Registered trade marks are not always used by their owners, as they are often licensed by the owner for use by other entities.

Aside from the commercial importance of retaining control to preserve and increase the value of your mark, when authorising use of the mark by another party, it is crucial that the other party be an ‘authorised user’ for the purposes of the Trade Marks Act 1995 (Cth) (Trade Marks Act).

An ‘authorised use’ of a trade mark will be considered use by the owner.[1] An authorised use occurs where the owner has exercised sufficient control with respect to such use.[2] If the other party’s use of the trade mark is not an ‘authorised use’ for the purposes of the Trade Marks Act, then this use will not be considered use by the owner.

Consequently, in the absence of sufficient control, another person may be able to successfully apply for the mark to be removed from the register, on the basis that it has not been used by the owner for a period of three years.[3]

Owners should always be alert to the possibility of such action, particularly if they are looking to enforce their trade mark rights.
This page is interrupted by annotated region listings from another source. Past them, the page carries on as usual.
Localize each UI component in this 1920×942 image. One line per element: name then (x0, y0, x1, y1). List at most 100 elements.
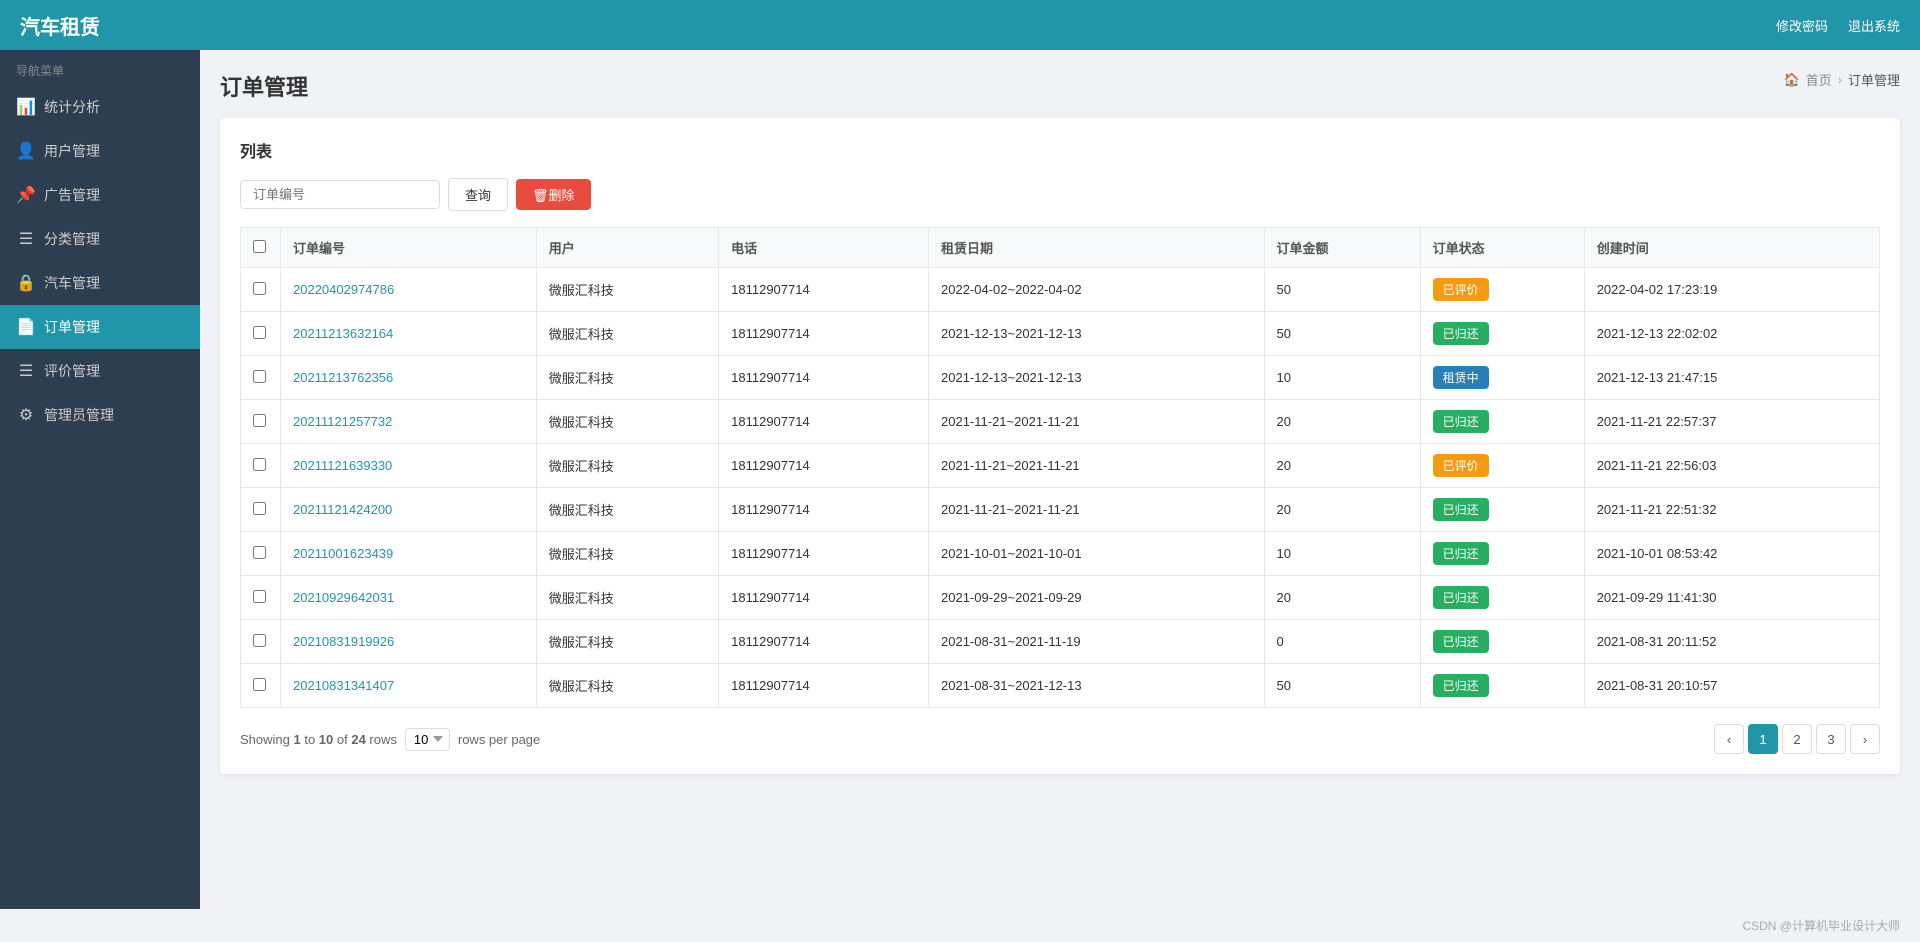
status-badge-0: 已评价 (1433, 278, 1489, 301)
rows-per-page-label: rows per page (458, 732, 540, 747)
row-order-id-3: 20211121257732 (281, 400, 537, 444)
row-date-0: 2022-04-02~2022-04-02 (929, 268, 1265, 312)
order-link-3[interactable]: 20211121257732 (293, 414, 392, 429)
th-order-id: 订单编号 (281, 228, 537, 268)
order-link-6[interactable]: 20211001623439 (293, 546, 393, 561)
row-date-7: 2021-09-29~2021-09-29 (929, 576, 1265, 620)
row-checkbox-5 (241, 488, 281, 532)
sidebar-label-cars: 汽车管理 (44, 273, 100, 293)
status-badge-7: 已归还 (1433, 586, 1489, 609)
next-page-btn[interactable]: › (1850, 724, 1880, 754)
row-select-9[interactable] (253, 678, 266, 691)
row-user-2: 微服汇科技 (536, 356, 718, 400)
th-user: 用户 (536, 228, 718, 268)
row-status-6: 已归还 (1420, 532, 1584, 576)
row-select-1[interactable] (253, 326, 266, 339)
prev-page-btn[interactable]: ‹ (1714, 724, 1744, 754)
row-order-id-7: 20210929642031 (281, 576, 537, 620)
cars-icon: 🔒 (16, 273, 36, 293)
row-amount-7: 20 (1264, 576, 1420, 620)
row-user-0: 微服汇科技 (536, 268, 718, 312)
row-select-5[interactable] (253, 502, 266, 515)
row-date-4: 2021-11-21~2021-11-21 (929, 444, 1265, 488)
status-badge-8: 已归还 (1433, 630, 1489, 653)
row-checkbox-9 (241, 664, 281, 708)
order-link-1[interactable]: 20211213632164 (293, 326, 393, 341)
row-phone-1: 18112907714 (719, 312, 929, 356)
row-amount-1: 50 (1264, 312, 1420, 356)
breadcrumb-home-link[interactable]: 首页 (1806, 70, 1832, 89)
row-user-8: 微服汇科技 (536, 620, 718, 664)
status-badge-4: 已评价 (1433, 454, 1489, 477)
search-input[interactable] (240, 180, 440, 209)
rows-per-page-select[interactable]: 10 20 50 (405, 728, 450, 751)
pagination-nav: ‹ 1 2 3 › (1714, 724, 1880, 754)
page-btn-2[interactable]: 2 (1782, 724, 1812, 754)
sidebar: 导航菜单 📊 统计分析 👤 用户管理 📌 广告管理 ☰ 分类管理 🔒 汽车管理 … (0, 50, 200, 909)
sidebar-label-stats: 统计分析 (44, 97, 100, 117)
change-password-btn[interactable]: 修改密码 (1776, 16, 1828, 35)
row-created-3: 2021-11-21 22:57:37 (1584, 400, 1879, 444)
sidebar-label-orders: 订单管理 (44, 317, 100, 337)
order-link-2[interactable]: 20211213762356 (293, 370, 393, 385)
row-date-8: 2021-08-31~2021-11-19 (929, 620, 1265, 664)
row-checkbox-4 (241, 444, 281, 488)
row-phone-4: 18112907714 (719, 444, 929, 488)
row-phone-2: 18112907714 (719, 356, 929, 400)
search-button[interactable]: 查询 (448, 178, 508, 211)
sidebar-item-stats[interactable]: 📊 统计分析 (0, 85, 200, 129)
breadcrumb-current: 订单管理 (1848, 70, 1900, 89)
sidebar-item-admins[interactable]: ⚙ 管理员管理 (0, 393, 200, 437)
th-amount: 订单金额 (1264, 228, 1420, 268)
order-link-0[interactable]: 20220402974786 (293, 282, 394, 297)
order-link-8[interactable]: 20210831919926 (293, 634, 394, 649)
table-row: 20211121639330 微服汇科技 18112907714 2021-11… (241, 444, 1880, 488)
sidebar-item-reviews[interactable]: ☰ 评价管理 (0, 349, 200, 393)
row-created-5: 2021-11-21 22:51:32 (1584, 488, 1879, 532)
nav-label: 导航菜单 (0, 50, 200, 85)
row-select-4[interactable] (253, 458, 266, 471)
logout-btn[interactable]: 退出系统 (1848, 16, 1900, 35)
order-link-5[interactable]: 20211121424200 (293, 502, 392, 517)
row-date-1: 2021-12-13~2021-12-13 (929, 312, 1265, 356)
page-btn-1[interactable]: 1 (1748, 724, 1778, 754)
row-select-2[interactable] (253, 370, 266, 383)
status-badge-5: 已归还 (1433, 498, 1489, 521)
row-user-4: 微服汇科技 (536, 444, 718, 488)
row-user-6: 微服汇科技 (536, 532, 718, 576)
app-logo: 汽车租赁 (20, 11, 100, 40)
row-select-6[interactable] (253, 546, 266, 559)
row-checkbox-0 (241, 268, 281, 312)
row-amount-8: 0 (1264, 620, 1420, 664)
sidebar-item-cars[interactable]: 🔒 汽车管理 (0, 261, 200, 305)
sidebar-item-users[interactable]: 👤 用户管理 (0, 129, 200, 173)
sidebar-item-ads[interactable]: 📌 广告管理 (0, 173, 200, 217)
row-checkbox-8 (241, 620, 281, 664)
row-status-7: 已归还 (1420, 576, 1584, 620)
row-select-3[interactable] (253, 414, 266, 427)
row-select-0[interactable] (253, 282, 266, 295)
order-link-9[interactable]: 20210831341407 (293, 678, 394, 693)
sidebar-item-orders[interactable]: 📄 订单管理 (0, 305, 200, 349)
sidebar-label-reviews: 评价管理 (44, 361, 100, 381)
order-link-7[interactable]: 20210929642031 (293, 590, 394, 605)
table-row: 20211121424200 微服汇科技 18112907714 2021-11… (241, 488, 1880, 532)
breadcrumb-sep: › (1838, 72, 1842, 87)
page-btn-3[interactable]: 3 (1816, 724, 1846, 754)
row-order-id-0: 20220402974786 (281, 268, 537, 312)
table-row: 20210929642031 微服汇科技 18112907714 2021-09… (241, 576, 1880, 620)
select-all-checkbox[interactable] (253, 240, 266, 253)
status-badge-9: 已归还 (1433, 674, 1489, 697)
th-checkbox (241, 228, 281, 268)
row-date-6: 2021-10-01~2021-10-01 (929, 532, 1265, 576)
page-title: 订单管理 (220, 70, 308, 102)
row-created-2: 2021-12-13 21:47:15 (1584, 356, 1879, 400)
order-link-4[interactable]: 20211121639330 (293, 458, 392, 473)
row-select-8[interactable] (253, 634, 266, 647)
table-row: 20211121257732 微服汇科技 18112907714 2021-11… (241, 400, 1880, 444)
row-phone-7: 18112907714 (719, 576, 929, 620)
row-select-7[interactable] (253, 590, 266, 603)
th-status: 订单状态 (1420, 228, 1584, 268)
sidebar-item-categories[interactable]: ☰ 分类管理 (0, 217, 200, 261)
batch-delete-button[interactable]: 🗑删除 (516, 179, 591, 210)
Future trade mark applicants may also seek to remove the registered mark on the basis of ‘non-use’ in order to overcome the owner's prior registration if it is blocking the new application before IP Australia.

Section 8 of the Trade Marks Act provides a non-exhaustive list of what constitutes ‘control’ by a trade mark owner, with two specific examples being:

  • quality control over the goods and services provided by the authorised user; and
  • financial control over the relevant trading activities of the authorised user.

Where a licence agreement is entered into with an unrelated party, the mere existence of a right to exercise quality control will not be enough to demonstrate sufficient control.[4] The owner must exercise actual control over the licensee’s use of the trade mark (for instance, by requiring the licensee to provide samples of the relevant products for inspection and approval), as opposed to the mere right to control.

The position can differ where a trade mark is licensed for use within a corporate entity, depending on the specific circumstances. For instance:

    • where a parent company authorises use by its wholly owned subsidiary, financial control may exist; and
    • if a trade mark is licensed to a related entity which shares common directors, sufficient control may exist if the two companies operate with a ‘unity of purpose’.[5]

Given the uncertainty that often exists in relation to the sufficiency of control of a licensed mark, it is often advisable that a formal written licence agreement be entered into and processes put in place for the exercise of actual control to occur.